Based on an extensive review of historical data, census figures, opinion surveys, and his own systematic analysis of intellectual journals, Steven Brint finds little evidence to support the rhetoric of a "new class" of educated professionals or "knowledge workers" in American society. If anything, he says, the professions, "as a source of collective moral force in public life," is on the decline. While it may have been possible earlier this century to speak of professionals as a coherent bloc in American society, with distinctive social and political values and ideologies, today the nation's middle-class professionals are splintered into at least five major spheres: 1) the business services sphere (consisting of financial analysts and corporate lawyers, for example); 2) the applied sciences sphere (made up of engineers and geoscientists, among others); 3) the culture and communications sphere (which includes academics, journalists, and media professionals); 4) the civic regulation sphere (embodying, for instance, judges, government administrators, and interest group experts); and 5) the human services sphere (made up of teachers, social workers, nurses, and the like). Brint finds that political attitudes and values vary considerably within these spheres and are often based more on demographic realities than on professional status. Contrary to the prevailing conservative view of professionals as proponents of a new liberalism that is eroding traditional values, however, Brint stresses that middle-class professionals, while slightly more liberal than business managers and executives, tend to be, on the whole, much more conservative than the average American. They are especially conservative on issues such as crime control and military policy.
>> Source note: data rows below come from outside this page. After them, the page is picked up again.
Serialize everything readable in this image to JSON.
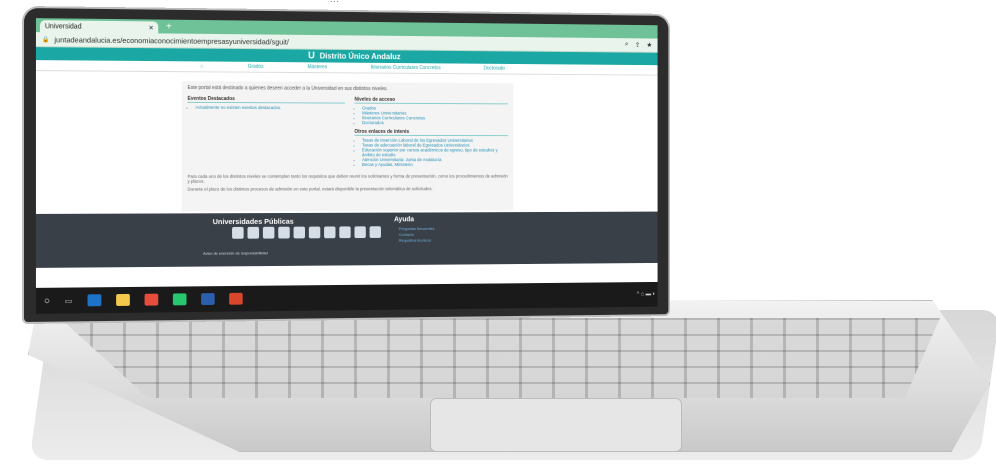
{
  "caption": "...",
  "browser": {
    "tab_title": "Universidad",
    "tab_close": "×",
    "new_tab": "+",
    "url": "juntadeandalucia.es/economiaconocimientoempresasyuniversidad/sguit/"
  },
  "site": {
    "title": "Distrito Único Andaluz",
    "nav": [
      "Grados",
      "Másteres",
      "Itinerarios Curriculares Concretos",
      "Doctorado"
    ],
    "intro": "Este portal está destinado a quienes deseen acceder a la Universidad en sus distintos niveles.",
    "left_heading": "Eventos Destacados",
    "left_items": [
      "Actualmente no existen eventos destacados."
    ],
    "right_heading": "Niveles de acceso",
    "right_items": [
      "Grados",
      "Másteres Universitarios",
      "Itinerarios Curriculares Concretos",
      "Doctorados"
    ],
    "other_heading": "Otros enlaces de interés",
    "other_items": [
      "Tasas de Inserción Laboral de los Egresados Universitarios",
      "Tasas de adecuación laboral de Egresados Universitarios",
      "Educación superior por cursos académicos de egreso, tipo de estudios y ámbito de estudio",
      "Atención Universitaria: Junta de Andalucía",
      "Becas y Ayudas, Ministerio"
    ],
    "note1": "Para cada uno de los distintos niveles se contemplan tanto los requisitos que deben reunir los solicitantes y forma de presentación, como los procedimientos de admisión y plazos.",
    "note2": "Durante el plazo de los distintos procesos de admisión en este portal, estará disponible la presentación telemática de solicitudes."
  },
  "footer": {
    "title": "Universidades Públicas",
    "help_title": "Ayuda",
    "help_links": [
      "Preguntas frecuentes",
      "Contacto",
      "Requisitos técnicos"
    ],
    "legal": "Aviso de exención de responsabilidad"
  }
}
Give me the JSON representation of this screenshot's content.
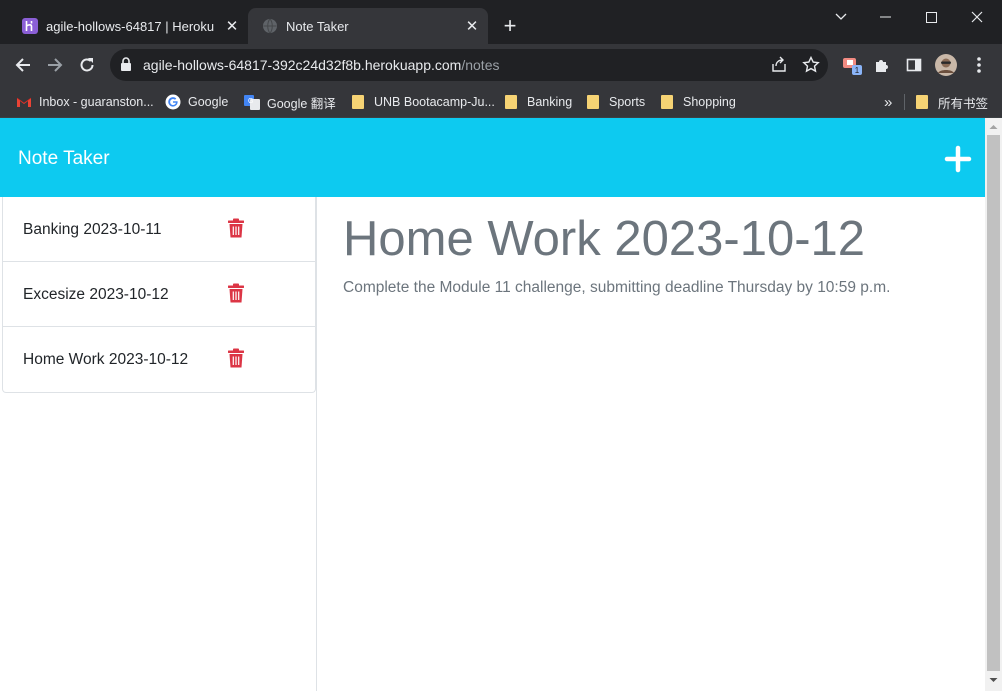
{
  "browser": {
    "tabs": [
      {
        "title": "agile-hollows-64817 | Heroku",
        "active": false
      },
      {
        "title": "Note Taker",
        "active": true
      }
    ],
    "url_host": "agile-hollows-64817-392c24d32f8b.herokuapp.com",
    "url_path": "/notes",
    "profile_badge_count": "1",
    "bookmarks": [
      {
        "label": "Inbox - guaranston...",
        "icon": "gmail-icon"
      },
      {
        "label": "Google",
        "icon": "google-icon"
      },
      {
        "label": "Google 翻译",
        "icon": "google-translate-icon"
      },
      {
        "label": "UNB Bootacamp-Ju...",
        "icon": "folder-icon"
      },
      {
        "label": "Banking",
        "icon": "folder-icon"
      },
      {
        "label": "Sports",
        "icon": "folder-icon"
      },
      {
        "label": "Shopping",
        "icon": "folder-icon"
      }
    ],
    "bookmarks_overflow": "»",
    "other_bookmarks": "所有书签"
  },
  "app": {
    "brand": "Note Taker",
    "colors": {
      "navbar": "#0dcaf0",
      "trash": "#dc3545",
      "muted_text": "#6c757d"
    },
    "notes": [
      {
        "title": "Banking 2023-10-11"
      },
      {
        "title": "Excesize 2023-10-12"
      },
      {
        "title": "Home Work 2023-10-12"
      }
    ],
    "active_note": {
      "title": "Home Work 2023-10-12",
      "text": "Complete the Module 11 challenge, submitting deadline Thursday by 10:59 p.m."
    }
  }
}
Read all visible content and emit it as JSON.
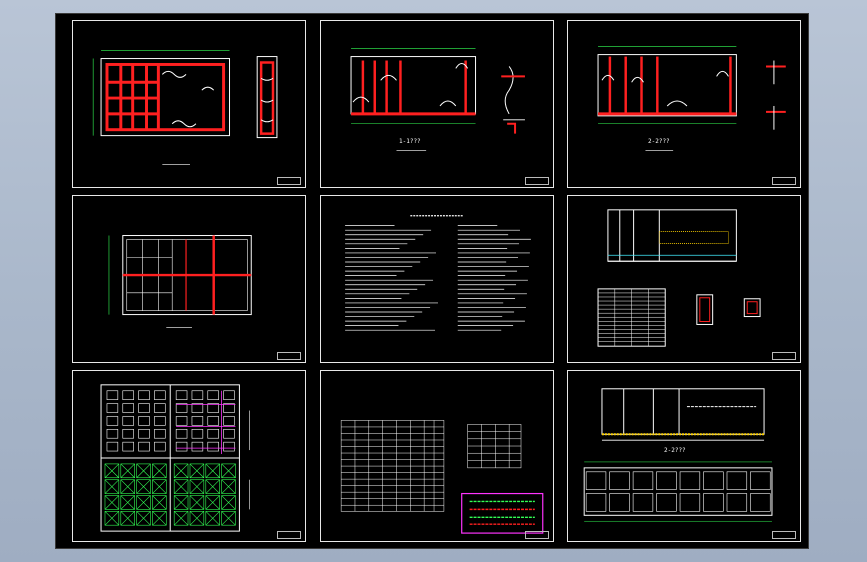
{
  "colors": {
    "background": "#000000",
    "frame": "#ffffff",
    "wall": "#ff2020",
    "pipe": "#ffffff",
    "dimension": "#33ff55",
    "magenta": "#ff33ff",
    "yellow": "#ffd200",
    "cyan": "#44eeff"
  },
  "sheets": [
    {
      "id": "s1",
      "title": "",
      "labels": []
    },
    {
      "id": "s2",
      "title": "",
      "labels": [
        "1-1???"
      ]
    },
    {
      "id": "s3",
      "title": "",
      "labels": [
        "2-2???"
      ]
    },
    {
      "id": "s4",
      "title": "",
      "labels": []
    },
    {
      "id": "s5",
      "title": "",
      "labels": []
    },
    {
      "id": "s6",
      "title": "",
      "labels": []
    },
    {
      "id": "s7",
      "title": "",
      "labels": []
    },
    {
      "id": "s8",
      "title": "",
      "labels": []
    },
    {
      "id": "s9",
      "title": "",
      "labels": [
        "2-2???"
      ]
    }
  ]
}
Brint describes these changes against the background of a larger shift in American society away from what he calls "social trustee professionalism" toward a new "expert professionalism." In the early part of the twentieth century, professional status was defined as much by a sense of ethical and public responsibility as by specialized knowledge. Today, however, professionals increasingly define themselves strictly in terms of their command of technical matters and by their marketable knowledge and skills. "It is a mark of the degree to which conditions have changed that today even people in the original fee-for-service professions rarely point to the social importance of their work as justification for social distinction," he writes. "Instead, they justify differences between themselves and other people by discussing the kinds of skills involved in their work. They almost uniformly describe their work as involving broad and complex forms of knowledge, whose application requires sensitivity and judgment, but they only rarely remark on the `social importance' of their work."
This development has dire consequences for the quality of American public life, in Brint's view. While the professional as "social trustee" may have been prone to arrogance, he or she also represented nonmarket ideals and values that gave moral balance to a business civilization. By contrast, he suggests, both in economic and social matters, America's new "expert professionals" have largely replaced public-spiritedness with private mindedness.